I do actually understand the difference in both cases
On a TV the "contrast" control sets the maximum white level (or more correctly the gain of a video amp which sets the maximum output level for a given input). The "brightness" control sets the black level (i.e the offset which just sets a black level signal to black on the display.
There are parallels in the optics world too.
Transmission == "contrast" control == setting the maximum white level (how bright can the image be).
Scatter == "brightness" control == setting the minimum black level (because scatter brightens the blacks)
The "true" contrast is really related to transmission/scatter (which is were veiling glare becomes apparent in a reduction of contrast in high light levels). But for a constant scatter it scales as transmission (which was my point above).
I really have to start a thread on Vubravitch's paper on bin design that ronh pointed us to: he points out that in daylight the bin's "efficiency" depends on only two things: the magnification and the transmission. Exit pupil, objective diameter and may other factors don't matter (so long as EP > eye's entrance pupil). Of course in real life how much bigger the EP is matters for other reasons but not in this ability to identify targets.

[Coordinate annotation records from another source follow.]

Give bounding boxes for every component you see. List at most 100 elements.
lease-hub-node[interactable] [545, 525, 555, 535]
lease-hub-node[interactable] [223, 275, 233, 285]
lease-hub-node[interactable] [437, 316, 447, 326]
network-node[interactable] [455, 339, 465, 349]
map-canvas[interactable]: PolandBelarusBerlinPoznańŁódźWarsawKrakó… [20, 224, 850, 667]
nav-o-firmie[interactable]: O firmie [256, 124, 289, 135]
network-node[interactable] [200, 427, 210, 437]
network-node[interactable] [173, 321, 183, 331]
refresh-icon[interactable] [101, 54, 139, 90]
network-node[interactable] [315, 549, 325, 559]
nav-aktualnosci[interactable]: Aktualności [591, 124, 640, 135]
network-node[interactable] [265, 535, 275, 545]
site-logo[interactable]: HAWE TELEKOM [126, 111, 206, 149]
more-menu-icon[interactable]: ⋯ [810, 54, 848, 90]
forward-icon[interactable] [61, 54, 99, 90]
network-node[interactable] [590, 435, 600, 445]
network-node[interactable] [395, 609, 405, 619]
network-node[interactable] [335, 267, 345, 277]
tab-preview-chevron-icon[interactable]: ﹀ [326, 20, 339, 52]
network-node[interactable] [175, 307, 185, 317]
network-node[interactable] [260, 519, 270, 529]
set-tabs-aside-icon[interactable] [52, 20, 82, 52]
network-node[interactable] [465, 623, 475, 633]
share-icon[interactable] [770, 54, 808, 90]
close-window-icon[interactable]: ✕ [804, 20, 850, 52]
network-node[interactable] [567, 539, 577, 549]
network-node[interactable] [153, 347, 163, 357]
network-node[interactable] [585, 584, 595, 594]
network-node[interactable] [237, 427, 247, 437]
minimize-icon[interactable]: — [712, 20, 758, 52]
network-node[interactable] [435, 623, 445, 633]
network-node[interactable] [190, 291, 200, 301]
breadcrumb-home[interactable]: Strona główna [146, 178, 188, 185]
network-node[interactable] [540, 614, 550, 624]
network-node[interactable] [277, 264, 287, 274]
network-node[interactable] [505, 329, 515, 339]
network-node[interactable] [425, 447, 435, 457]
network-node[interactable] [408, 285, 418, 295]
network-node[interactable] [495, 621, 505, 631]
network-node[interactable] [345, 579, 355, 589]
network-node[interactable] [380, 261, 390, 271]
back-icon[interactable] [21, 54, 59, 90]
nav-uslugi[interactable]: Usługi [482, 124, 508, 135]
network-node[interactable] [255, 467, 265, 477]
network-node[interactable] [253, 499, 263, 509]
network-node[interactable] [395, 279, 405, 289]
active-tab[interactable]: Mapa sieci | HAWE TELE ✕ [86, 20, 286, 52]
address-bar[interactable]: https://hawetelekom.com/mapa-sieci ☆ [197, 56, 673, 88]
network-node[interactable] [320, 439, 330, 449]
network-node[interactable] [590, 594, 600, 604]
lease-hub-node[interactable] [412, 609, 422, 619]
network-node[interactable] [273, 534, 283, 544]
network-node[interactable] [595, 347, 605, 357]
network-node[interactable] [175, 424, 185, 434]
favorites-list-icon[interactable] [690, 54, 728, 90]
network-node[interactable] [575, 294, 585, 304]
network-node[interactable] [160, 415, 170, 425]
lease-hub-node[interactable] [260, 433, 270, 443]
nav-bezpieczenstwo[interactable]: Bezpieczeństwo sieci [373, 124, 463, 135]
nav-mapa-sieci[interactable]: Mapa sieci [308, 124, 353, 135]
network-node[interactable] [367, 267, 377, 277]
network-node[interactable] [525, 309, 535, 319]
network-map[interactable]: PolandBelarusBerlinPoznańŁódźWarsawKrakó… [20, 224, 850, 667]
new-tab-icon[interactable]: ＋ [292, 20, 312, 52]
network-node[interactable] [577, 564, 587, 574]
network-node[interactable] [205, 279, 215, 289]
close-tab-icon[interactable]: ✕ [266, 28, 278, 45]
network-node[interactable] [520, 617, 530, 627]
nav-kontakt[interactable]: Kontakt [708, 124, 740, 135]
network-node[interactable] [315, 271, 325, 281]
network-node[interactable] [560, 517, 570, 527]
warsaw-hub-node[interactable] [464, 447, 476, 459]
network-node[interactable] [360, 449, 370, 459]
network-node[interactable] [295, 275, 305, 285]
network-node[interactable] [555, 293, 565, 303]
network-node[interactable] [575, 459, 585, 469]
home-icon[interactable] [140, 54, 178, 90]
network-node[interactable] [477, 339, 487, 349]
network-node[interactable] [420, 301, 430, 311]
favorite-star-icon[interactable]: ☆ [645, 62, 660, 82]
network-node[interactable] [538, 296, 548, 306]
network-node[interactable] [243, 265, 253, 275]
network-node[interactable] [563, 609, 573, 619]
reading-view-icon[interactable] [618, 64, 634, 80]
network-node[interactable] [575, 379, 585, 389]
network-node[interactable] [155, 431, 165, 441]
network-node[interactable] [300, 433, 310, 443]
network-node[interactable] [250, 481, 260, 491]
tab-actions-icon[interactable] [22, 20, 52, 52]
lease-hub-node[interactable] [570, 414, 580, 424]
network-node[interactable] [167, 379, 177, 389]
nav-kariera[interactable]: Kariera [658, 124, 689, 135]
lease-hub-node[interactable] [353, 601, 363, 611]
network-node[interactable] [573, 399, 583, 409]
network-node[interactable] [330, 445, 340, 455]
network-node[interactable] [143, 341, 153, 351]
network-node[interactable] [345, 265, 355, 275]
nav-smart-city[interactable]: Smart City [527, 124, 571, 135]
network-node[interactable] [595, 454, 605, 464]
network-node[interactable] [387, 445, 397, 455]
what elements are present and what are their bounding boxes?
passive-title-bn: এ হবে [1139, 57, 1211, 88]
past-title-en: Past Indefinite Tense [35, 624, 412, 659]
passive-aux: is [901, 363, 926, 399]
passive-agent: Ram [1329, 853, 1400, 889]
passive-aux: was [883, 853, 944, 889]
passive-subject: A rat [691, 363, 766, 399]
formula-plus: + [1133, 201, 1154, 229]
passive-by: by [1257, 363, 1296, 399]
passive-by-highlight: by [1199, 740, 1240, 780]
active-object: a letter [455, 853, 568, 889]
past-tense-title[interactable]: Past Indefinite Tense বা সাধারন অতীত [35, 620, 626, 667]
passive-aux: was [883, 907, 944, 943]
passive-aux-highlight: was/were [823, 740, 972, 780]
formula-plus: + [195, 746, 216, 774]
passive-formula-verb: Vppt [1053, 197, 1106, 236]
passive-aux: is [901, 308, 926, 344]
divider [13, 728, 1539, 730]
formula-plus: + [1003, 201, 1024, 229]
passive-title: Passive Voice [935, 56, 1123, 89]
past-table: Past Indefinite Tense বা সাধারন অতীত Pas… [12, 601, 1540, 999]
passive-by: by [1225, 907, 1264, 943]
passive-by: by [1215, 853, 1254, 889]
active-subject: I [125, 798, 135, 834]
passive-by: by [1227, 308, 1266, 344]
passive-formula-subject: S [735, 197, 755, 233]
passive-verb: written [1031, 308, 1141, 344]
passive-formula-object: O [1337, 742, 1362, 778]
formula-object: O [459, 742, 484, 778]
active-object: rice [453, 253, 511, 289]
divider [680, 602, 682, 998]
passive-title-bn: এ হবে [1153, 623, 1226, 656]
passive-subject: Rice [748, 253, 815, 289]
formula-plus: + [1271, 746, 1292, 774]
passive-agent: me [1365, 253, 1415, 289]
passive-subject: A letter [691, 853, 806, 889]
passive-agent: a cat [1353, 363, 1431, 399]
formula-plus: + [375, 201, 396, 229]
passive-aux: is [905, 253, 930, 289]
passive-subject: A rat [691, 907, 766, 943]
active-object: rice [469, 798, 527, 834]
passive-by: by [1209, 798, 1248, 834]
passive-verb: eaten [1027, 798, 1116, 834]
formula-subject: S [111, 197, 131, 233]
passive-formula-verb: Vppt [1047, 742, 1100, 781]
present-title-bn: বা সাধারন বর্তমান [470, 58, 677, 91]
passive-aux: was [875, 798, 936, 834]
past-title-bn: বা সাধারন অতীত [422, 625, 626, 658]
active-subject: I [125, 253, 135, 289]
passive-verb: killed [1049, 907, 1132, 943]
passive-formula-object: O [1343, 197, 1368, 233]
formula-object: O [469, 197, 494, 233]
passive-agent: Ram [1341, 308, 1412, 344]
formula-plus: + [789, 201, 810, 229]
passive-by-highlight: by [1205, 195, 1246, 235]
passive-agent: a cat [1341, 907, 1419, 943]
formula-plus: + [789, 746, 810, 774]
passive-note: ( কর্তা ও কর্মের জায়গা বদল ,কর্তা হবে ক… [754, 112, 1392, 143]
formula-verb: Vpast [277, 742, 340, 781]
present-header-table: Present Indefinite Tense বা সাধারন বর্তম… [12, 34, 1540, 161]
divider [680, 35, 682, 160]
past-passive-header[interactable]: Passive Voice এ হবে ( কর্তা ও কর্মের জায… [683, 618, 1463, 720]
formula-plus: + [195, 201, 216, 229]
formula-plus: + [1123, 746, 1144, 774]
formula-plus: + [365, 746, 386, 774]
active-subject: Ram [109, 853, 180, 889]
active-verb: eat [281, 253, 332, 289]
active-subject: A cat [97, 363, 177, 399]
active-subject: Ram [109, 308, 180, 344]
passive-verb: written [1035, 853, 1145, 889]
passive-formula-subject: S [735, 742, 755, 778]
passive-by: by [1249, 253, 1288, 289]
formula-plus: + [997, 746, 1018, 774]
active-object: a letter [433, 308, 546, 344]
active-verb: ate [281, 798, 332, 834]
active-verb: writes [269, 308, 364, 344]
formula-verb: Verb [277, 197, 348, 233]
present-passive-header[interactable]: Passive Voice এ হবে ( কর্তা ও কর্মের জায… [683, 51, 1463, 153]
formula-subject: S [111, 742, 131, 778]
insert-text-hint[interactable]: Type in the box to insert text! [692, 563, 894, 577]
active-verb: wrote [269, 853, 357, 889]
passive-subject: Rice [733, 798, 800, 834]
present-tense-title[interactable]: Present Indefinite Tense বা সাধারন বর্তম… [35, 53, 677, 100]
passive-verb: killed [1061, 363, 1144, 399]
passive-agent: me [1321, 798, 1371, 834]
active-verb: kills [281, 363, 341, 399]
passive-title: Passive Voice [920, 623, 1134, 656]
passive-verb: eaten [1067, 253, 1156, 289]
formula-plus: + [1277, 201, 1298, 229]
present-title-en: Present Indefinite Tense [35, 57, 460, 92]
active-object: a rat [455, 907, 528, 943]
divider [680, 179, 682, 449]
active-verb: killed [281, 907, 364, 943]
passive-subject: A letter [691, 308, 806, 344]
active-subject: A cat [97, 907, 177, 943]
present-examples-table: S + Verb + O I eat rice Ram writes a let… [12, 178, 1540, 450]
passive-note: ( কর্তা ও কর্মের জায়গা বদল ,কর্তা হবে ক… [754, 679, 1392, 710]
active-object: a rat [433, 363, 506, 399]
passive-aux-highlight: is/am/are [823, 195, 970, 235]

I think transmission is in general an under-rated factor by birders but good transmission at a reasonable price is easier to get today than ever before.
In all of these cases I'm assuming a "large" target so you are close to the zero of the MTF plot (i.e. at the highest values). Again for birders I can think of some cases (say a grating-like or a dotted or speckled or vermiculous pattern on a bird's plumage) which would move along the MTF curve and you'd start to see reduced contrast effects for high spatial frequency targets.
Just because a binocular will transmit 95% of 630 nm light does not mean the view contains that much light at that point (intensity or saturation). A view might contain only 2% light at, say, 500 nm and increase to 90% light intensity at 550 nm (again saturation) but the optics may only have enough resolution to display a blur of the average light color every 2, 5 or 10 nm depending on the resolvable angular width of the optics and the linear dimensions of the color transition. Resolution and contrast pertain to spatial relationship, or simply, how one space compares to other spaces of similar dimensions, 3 arc seconds or whatever size is the smallest to detect changes.
I think you misunderstand MTF and maybe are confusing spatial frequency with changing wavelength (frequency) of the light. That's not the case. The MTF doesn't imply any sort of wavelength resolution. These systems are linear and don't mix different colors. There is no binning into 2nm boxes. The MTF (which you usually measure at one wavelength though you can change to another value) says nothing about the change in MTF with wavelength which should change in a predictable manner though it may get worse in real life with multilayer coatings that aren't flat in frequency response. That would change the amplitude of the MTF. The width of the MTF should change with wavelength too.
The spatial resolution of a bin will vary by a factor of two over the visible spectrum. We just make a convenient fiction to quote a value (usually in the green about in the middle). It'll be 1.4 time higher at the red end and 0.7 time lower at the blue end. As theire all below the acuity of the eye it makes not difference to the user.